Hans Holleman overleed in 2001 in Alphen aan den Rijn. De archieven en foto's van vader en zoon Holleman zijn overgedragen aan de Bijzondere Collecties van Universiteitsbibliotheek Leiden,[11] Museum Volkenkunde[12] in Leiden, en de bibliotheek van het Afrika-Studiecentrum,[13] ook in Leiden.

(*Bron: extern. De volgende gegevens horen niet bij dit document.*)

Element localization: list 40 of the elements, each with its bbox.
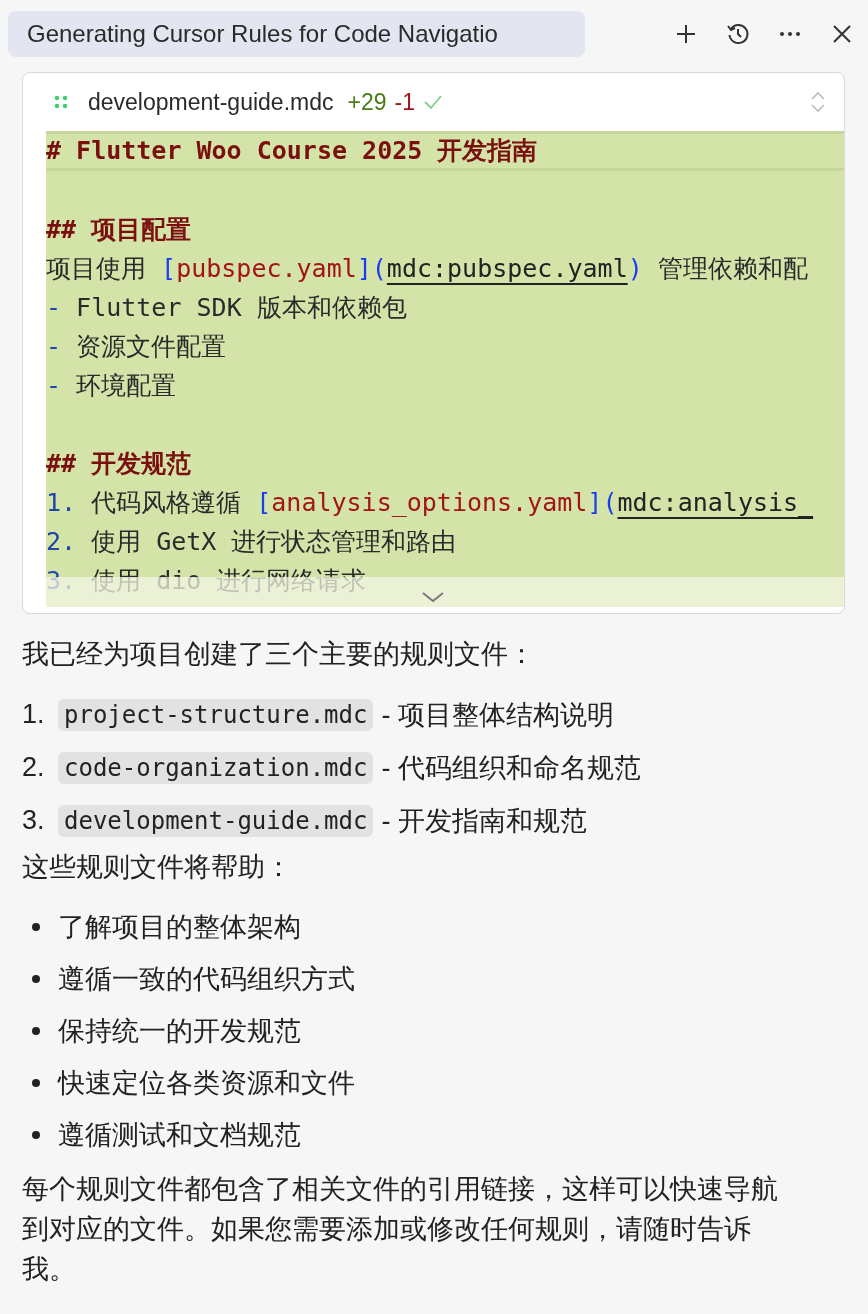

Publicaties[bewerken | brontekst bewerken]

Onder meer:

  • Gety (1938, roman, onder pseudoniem Holmer Johanssen)
  • African Interlude (1958)
  • The attitudes of white mining employees towards life and work on the Copperbelt (1960, met S. Biesheuvel)
  • Die Onterfdes (1965, roman, onder pseudoniem Holmer Johanssen)
  • Shona customary law: with reference to kinship, marriage, the family and the estate (1969)
  • Chief, Council, and Commissioner (1969)
  • White mine workers in Northern Rhodesia, 1959-60 (1973, met S. Biesheuvel)
  • Issues in African law (1974)
  • met C van Vollenhoven, H. W. J. Sonius, Koninklijk Instituut voor Taal-, Land- en Volkenkunde (Netherlands): Van Vollenhoven on Indonesian adat law : selections from Het Adatrecht van Nederlandsch-Indië (Volume I, 1918 ; Volume II, 1931), The Hague: M. Nijhoff, 1981.